Exorcise the Ghosts in Your Hallways: CEO Greg Daake on Overcoming the Past

One of author William Faulkner’s most iconic phrases concerns the lingering influence of yesterday: “The past is never dead. It isn’t even past.” (Requiem for a Nun, 1937.) Divorced from context, those lines seem alternately romantic, insightful, absurd, comforting and creepy. In context, they speak of the need to set fire to the failures, lies,…

One of author William Faulkner’s most iconic phrases concerns the lingering influence of yesterday: “The past is never dead. It isn’t even past.” (Requiem for a Nun, 1937.)

Divorced from context, those lines seem alternately romantic, insightful, absurd, comforting and creepy. In context, they speak of the need to set fire to the failures, lies, bigotry, stupidity and optical illusions of history, and to create new and better ideas from the ashes. 

“‘Tried-and-true’ and ‘innovation’—that’s an oxymoron,” said Greg Daake, CEO of his eponymous design and rebranding firm Daake

Daake cited the downfall of Blockbuster Video as a useful cautionary example.

“Blockbuster should have been Netflix,” he said. “All the infrastructure was there. They had the deals with the movie people, and all the ways to make it happen. But they had these ghosts in the hallways that said, ‘We have brick-and-mortar, we rent tapes, we get them back in two days, and we fine you if you don’t rewind them.”

And so, as the company headed toward the new millennium, with thousands of stores and kiosks worldwide, total domination of the movie-rental market, and even its own superfluous awards show, Blockbuster was doomed.  

Get Lost

There’s an old adage about artists, one that could also apply to businesses: great artists get out of their own way

To harness creativity, you need to stray from the habitual path. Even if—or especially if—that path is well-lit, because the more light there is, the harder it is to see yourself as the obstacle. Blockbuster couldn’t step around itself, so it stepped on itself. 

“There’s a graveyard of these companies that were just too old to succeed. It’s like the opposite of too big to fail. They didn’t even know they were the problem,” Daake said.

Be Like Netflix

Throughout the eighties and nineties, Blockbuster had crushed the video-rental industry. They were the undisputed monarch of home entertainment, unwilling to see themselves as anything else. Why worry about some upstart little brand with a weird name and a seemingly deranged business plan to mail people DVDs? Let them eat tapes.

That little upstart totally streamlined the movie-rental process, though. Customers no longer had to blitz the door at quarter-to-midnight to swerve a late fee. With a small change to their routine, people could save time, energy, gas and mental bandwidth. 

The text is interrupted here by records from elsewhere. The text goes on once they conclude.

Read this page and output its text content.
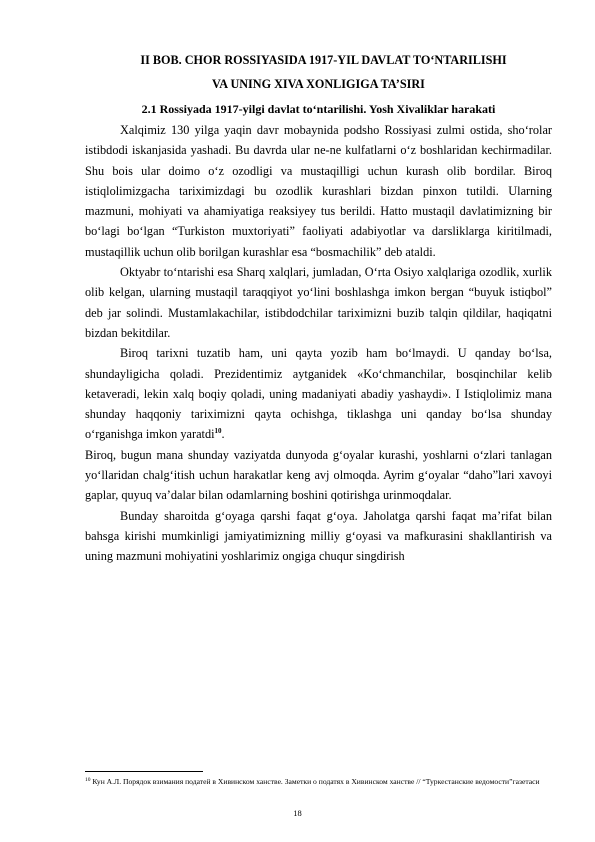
II BOB. CHOR ROSSIYASIDA 1917-YIL DAVLAT TO‘NTARILISHI
VA UNING XIVA XONLIGIGA TA’SIRI
2.1 Rossiyada 1917-yilgi davlat to‘ntarilishi. Yosh Xivaliklar harakati

Xalqimiz 130 yilga yaqin davr mobaynida podsho Rossiyasi zulmi ostida, sho‘rolar istibdodi iskanjasida yashadi. Bu davrda ular ne-ne kulfatlarni o‘z boshlaridan kechirmadilar. Shu bois ular doimo o‘z ozodligi va mustaqilligi uchun kurash olib bordilar. Biroq istiqlolimizgacha tariximizdagi bu ozodlik kurashlari bizdan pinxon tutildi. Ularning mazmuni, mohiyati va ahamiyatiga reaksiyey tus berildi. Hatto mustaqil davlatimizning bir bo‘lagi bo‘lgan “Turkiston muxtoriyati” faoliyati adabiyotlar va darsliklarga kiritilmadi, mustaqillik uchun olib borilgan kurashlar esa “bosmachilik” deb ataldi.

Oktyabr to‘ntarishi esa Sharq xalqlari, jumladan, O‘rta Osiyo xalqlariga ozodlik, xurlik olib kelgan, ularning mustaqil taraqqiyot yo‘lini boshlashga imkon bergan “buyuk istiqbol” deb jar solindi. Mustamlakachilar, istibdodchilar tariximizni buzib talqin qildilar, haqiqatni bizdan bekitdilar.

Biroq tarixni tuzatib ham, uni qayta yozib ham bo‘lmaydi. U qanday bo‘lsa, shundayligicha qoladi. Prezidentimiz aytganidek «Ko‘chmanchilar, bosqinchilar kelib ketaveradi, lekin xalq boqiy qoladi, uning madaniyati abadiy yashaydi». I Istiqlolimiz mana shunday haqqoniy tariximizni qayta ochishga, tiklashga uni qanday bo‘lsa shunday o‘rganishga imkon yaratdi$^{10}$.

Biroq, bugun mana shunday vaziyatda dunyoda g‘oyalar kurashi, yoshlarni o‘zlari tanlagan yo‘llaridan chalg‘itish uchun harakatlar keng avj olmoqda. Ayrim g‘oyalar “daho”lari xavoyi gaplar, quyuq va’dalar bilan odamlarning boshini qotirishga urinmoqdalar.

Bunday sharoitda g‘oyaga qarshi faqat g‘oya. Jaholatga qarshi faqat ma’rifat bilan bahsga kirishi mumkinligi jamiyatimizning milliy g‘oyasi va mafkurasini shakllantirish va uning mazmuni mohiyatini yoshlarimiz ongiga chuqur singdirish

$^{10}$ Кун А.Л. Порядок взимания податей в Хивинском ханстве. Заметки о податях в Хивинском ханстве // “Туркестанские ведомости”газетаси
18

Sure, the in-person experience was lost. The ritual of leaving home to rent a movie had become ingrained in popular culture. But rituals are fun to abandon if they lead to more time and freedom.

Netflix had designed a better experience, so people felt better about Netflix.

That’s a lesson Daake wants brands to internalize. 

“When customers come in the door or visit your website, imagine they have an invisible sign around their neck that says, ‘Make me feel important.”

Well-designed experiences go a long way to helping customers feel valued. But the branding process is more than that, Daake said. “It’s anthropology, it’s ethnography, it’s psychology. It’s not just ‘teal is the color of the year.’”

But how can particularly haunted brands shed the weight of the dead? 

The answer, while different for each company, can be found at the place where creativity, design and strategy meet. The crossroads might be hard to find, because there is no map. But it’s not impossible. Some wonderfully simple directions will take you there.

“Wonder more, worry less,” Daake said. “Ask yourself: what are you going to do with all this future?”